L’infatigable label de rééditions et spécialiste du pays du soleil levant Light in the Attic sort de sa zone de confort (de l’ambient à la City Pop) pour nous livrer un condensé de raretés expérimentales et bizarreries électroniques.

Une chose est sûre, on aura jamais autant célébrer les influences japonaises depuis les années 2010, à creuser dans des genres alors méconnus que sont la City Pop et l’ambient environnemental japonais. Un phénomène boosté par Internet et ses algorithmes, et avant tout par des rééditions. Alimentant une véritable ébullition autour d’une énergie nouvelle, d’un genre oublié du passé.
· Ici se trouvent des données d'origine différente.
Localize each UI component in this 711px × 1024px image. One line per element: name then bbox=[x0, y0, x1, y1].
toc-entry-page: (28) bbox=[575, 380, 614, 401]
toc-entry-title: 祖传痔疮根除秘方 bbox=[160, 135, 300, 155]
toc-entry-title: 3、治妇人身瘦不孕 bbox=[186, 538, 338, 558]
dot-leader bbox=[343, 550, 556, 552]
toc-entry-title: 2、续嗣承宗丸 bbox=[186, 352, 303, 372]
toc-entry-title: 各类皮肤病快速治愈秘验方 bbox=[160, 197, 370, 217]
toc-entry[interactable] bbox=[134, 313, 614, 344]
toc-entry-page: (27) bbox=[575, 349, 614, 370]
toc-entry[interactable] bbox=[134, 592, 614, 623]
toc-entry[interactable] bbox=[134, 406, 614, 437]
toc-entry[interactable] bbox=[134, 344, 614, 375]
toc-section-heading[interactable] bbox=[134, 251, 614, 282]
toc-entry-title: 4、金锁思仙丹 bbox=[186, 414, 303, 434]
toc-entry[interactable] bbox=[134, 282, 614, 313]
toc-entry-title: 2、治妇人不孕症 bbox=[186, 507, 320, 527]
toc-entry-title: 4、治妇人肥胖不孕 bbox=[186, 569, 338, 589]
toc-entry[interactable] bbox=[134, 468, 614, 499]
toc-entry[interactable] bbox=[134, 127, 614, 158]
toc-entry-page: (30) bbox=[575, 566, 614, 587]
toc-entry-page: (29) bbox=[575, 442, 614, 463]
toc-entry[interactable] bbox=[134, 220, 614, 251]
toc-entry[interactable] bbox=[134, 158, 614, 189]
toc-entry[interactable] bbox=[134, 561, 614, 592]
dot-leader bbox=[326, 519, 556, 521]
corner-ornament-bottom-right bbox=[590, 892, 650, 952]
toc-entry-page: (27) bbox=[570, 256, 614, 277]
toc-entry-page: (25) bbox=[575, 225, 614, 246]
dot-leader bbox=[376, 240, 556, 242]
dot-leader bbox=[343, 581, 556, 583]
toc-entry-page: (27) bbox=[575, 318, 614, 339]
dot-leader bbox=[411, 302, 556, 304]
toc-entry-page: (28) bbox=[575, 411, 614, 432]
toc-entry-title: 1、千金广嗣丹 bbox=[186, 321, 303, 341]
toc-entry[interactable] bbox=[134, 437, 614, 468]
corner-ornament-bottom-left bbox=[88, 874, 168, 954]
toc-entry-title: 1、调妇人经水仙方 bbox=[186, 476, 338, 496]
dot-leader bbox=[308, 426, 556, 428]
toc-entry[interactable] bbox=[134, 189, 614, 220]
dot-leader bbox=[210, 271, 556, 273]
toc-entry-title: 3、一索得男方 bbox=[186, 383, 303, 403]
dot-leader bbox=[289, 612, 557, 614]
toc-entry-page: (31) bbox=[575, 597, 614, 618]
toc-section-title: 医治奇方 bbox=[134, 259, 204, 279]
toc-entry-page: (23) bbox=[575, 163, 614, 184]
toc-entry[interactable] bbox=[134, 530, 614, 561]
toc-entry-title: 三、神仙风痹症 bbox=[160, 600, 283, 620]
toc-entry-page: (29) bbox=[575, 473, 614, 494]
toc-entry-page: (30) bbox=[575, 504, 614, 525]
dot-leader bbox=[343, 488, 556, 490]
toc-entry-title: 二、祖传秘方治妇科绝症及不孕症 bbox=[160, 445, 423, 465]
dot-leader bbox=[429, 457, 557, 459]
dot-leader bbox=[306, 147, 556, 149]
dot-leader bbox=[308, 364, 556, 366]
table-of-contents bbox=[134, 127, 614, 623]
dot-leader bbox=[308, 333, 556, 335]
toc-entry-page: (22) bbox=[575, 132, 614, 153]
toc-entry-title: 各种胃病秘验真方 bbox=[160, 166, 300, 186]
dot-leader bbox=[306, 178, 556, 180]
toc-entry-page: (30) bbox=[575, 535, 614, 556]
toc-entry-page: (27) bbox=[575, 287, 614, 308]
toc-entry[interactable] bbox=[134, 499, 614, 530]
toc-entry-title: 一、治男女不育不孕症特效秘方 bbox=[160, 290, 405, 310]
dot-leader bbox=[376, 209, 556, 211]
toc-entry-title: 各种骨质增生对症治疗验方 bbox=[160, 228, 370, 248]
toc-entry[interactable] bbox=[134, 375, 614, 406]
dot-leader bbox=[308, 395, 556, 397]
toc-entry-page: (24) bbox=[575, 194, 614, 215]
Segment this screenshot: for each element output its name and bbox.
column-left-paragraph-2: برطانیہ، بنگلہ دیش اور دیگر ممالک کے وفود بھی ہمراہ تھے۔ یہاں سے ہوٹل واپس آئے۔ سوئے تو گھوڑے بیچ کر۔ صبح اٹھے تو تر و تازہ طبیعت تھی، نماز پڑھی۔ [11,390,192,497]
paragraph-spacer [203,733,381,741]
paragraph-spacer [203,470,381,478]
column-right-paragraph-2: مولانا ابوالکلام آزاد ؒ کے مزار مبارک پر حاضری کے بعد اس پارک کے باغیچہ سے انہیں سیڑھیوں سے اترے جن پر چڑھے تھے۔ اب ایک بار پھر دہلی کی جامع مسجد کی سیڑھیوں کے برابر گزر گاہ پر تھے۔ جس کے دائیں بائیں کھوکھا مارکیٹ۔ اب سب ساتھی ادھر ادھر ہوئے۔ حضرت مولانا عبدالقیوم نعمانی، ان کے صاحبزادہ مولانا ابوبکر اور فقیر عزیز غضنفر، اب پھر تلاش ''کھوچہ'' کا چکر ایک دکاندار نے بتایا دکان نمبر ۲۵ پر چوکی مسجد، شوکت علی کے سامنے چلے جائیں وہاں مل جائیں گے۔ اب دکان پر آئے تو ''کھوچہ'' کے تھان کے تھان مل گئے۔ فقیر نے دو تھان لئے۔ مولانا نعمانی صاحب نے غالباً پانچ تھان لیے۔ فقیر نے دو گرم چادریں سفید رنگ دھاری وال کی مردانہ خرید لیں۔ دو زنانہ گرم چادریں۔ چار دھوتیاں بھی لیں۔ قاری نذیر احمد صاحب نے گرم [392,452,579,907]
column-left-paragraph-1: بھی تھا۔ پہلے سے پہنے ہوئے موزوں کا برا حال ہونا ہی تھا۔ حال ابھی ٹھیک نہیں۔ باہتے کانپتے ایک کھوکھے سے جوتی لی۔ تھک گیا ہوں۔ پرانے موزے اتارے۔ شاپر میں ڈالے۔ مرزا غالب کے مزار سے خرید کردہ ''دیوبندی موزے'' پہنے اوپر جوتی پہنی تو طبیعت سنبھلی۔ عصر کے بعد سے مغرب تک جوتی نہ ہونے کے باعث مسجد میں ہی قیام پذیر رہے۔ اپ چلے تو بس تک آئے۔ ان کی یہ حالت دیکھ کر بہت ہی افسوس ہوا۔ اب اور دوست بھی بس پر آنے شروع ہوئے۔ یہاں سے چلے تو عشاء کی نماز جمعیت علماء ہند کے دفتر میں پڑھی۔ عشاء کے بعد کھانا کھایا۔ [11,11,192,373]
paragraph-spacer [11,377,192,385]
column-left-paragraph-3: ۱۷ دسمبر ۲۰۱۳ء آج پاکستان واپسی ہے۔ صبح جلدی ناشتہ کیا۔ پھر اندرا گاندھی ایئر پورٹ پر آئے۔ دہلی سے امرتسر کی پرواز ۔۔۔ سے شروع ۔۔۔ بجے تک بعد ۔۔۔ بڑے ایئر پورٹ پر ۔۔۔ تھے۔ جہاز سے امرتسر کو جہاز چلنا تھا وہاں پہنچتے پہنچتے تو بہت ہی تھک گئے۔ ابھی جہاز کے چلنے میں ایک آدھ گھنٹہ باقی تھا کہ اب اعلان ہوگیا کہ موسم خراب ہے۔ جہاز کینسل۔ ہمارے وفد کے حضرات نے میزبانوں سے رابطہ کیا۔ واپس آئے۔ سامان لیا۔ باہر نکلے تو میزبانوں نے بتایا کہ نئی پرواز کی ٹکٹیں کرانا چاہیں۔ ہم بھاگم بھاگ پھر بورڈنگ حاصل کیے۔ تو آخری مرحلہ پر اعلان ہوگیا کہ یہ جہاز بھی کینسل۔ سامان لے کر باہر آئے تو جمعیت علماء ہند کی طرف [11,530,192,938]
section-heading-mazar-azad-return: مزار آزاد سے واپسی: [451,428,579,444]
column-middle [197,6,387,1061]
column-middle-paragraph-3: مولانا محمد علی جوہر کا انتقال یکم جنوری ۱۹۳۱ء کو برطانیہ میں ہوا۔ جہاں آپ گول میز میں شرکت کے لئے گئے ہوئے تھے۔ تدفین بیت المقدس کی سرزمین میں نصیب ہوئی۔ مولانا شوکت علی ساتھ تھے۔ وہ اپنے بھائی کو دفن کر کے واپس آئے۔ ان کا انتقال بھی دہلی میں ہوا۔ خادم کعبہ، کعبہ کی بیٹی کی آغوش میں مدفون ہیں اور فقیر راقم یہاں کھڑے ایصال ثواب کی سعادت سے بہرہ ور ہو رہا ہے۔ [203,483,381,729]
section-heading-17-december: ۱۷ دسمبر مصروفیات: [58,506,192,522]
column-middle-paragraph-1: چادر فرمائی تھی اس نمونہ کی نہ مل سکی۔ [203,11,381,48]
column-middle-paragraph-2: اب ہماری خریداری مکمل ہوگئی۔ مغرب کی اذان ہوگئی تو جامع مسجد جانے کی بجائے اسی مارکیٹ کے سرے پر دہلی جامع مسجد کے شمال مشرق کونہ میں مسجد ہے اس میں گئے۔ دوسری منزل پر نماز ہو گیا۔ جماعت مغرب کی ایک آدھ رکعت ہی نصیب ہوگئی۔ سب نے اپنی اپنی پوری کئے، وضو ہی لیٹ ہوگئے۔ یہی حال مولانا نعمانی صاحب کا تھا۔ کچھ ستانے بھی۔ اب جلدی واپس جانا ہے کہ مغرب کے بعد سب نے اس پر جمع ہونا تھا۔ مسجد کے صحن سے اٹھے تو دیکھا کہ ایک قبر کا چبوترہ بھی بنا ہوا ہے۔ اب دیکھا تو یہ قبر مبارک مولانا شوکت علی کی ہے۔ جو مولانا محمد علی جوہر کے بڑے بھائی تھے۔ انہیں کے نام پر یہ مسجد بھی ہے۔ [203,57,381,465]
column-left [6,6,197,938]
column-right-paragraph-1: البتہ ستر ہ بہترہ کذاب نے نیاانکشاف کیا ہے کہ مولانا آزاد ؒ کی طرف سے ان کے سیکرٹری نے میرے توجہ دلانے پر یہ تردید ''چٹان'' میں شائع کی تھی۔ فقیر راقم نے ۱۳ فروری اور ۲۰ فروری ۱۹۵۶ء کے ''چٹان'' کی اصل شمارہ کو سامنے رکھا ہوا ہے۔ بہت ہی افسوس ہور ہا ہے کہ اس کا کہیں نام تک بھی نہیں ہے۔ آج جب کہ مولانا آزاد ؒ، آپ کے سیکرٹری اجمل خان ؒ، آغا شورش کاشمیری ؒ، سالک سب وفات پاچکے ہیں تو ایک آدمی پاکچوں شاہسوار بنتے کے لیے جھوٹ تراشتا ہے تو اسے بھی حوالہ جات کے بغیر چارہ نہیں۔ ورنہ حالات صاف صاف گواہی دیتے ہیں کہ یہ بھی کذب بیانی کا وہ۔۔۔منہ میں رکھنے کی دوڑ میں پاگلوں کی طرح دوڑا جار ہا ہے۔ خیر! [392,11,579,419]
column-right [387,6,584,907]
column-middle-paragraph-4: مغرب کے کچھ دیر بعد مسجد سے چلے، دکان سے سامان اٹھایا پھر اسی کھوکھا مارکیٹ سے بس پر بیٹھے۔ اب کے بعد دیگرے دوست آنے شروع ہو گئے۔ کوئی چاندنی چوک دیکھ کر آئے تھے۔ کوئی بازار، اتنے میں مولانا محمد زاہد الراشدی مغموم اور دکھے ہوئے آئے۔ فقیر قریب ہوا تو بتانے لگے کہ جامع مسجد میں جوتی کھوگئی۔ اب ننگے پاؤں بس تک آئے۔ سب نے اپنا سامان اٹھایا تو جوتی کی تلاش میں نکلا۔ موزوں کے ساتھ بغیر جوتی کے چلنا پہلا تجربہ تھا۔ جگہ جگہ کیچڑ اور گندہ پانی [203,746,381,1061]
Alors que la City pop s’apparente à un mélange entre AOR-pop-funk mené par des figures de proue telles que le duo Tatsuro Yamashita et Mariya Takeushi ou des groupes ingénieux comme Yellow Magic Orchestra et Haruomi Hasono. À l’inverse, l’ambient japonais, roi au pays du zen, s’est vu marqué par les oeuvres de Midori Takada ou Hiroshi Yoshimura, références phares du genre dans les années 70-80.

Dans cet accès de nouvelles découvertes et d’artistes dont on avait rarement entendu parler, on vous a souvent parlé d’un acteur incontournable dans la réédition japonaise : l’inarrétable label doctor ès des rééditions Light in the Attic.

De retour en 2021, avec Somewhere Between : Mutant Pop, Electronic Minimalism & Shadow Sounds of Japan 1980-1988, cette nouvelle compilation semble vouloir rompre avec les anciennes. Cette fois-ci, on nous dévoile un mélange énigmatique de productions électroniques, minimalistes et expérimentales et on s’éloigne des jams dansants funk/pop et de l’ambient environnemental. Certains n’apprécieront peut-être pas la comparaison, mais on se rapproche des travaux du label Music From Memory. Le côté bizarreries obscures sûrement, entre ambient et textures électroniques.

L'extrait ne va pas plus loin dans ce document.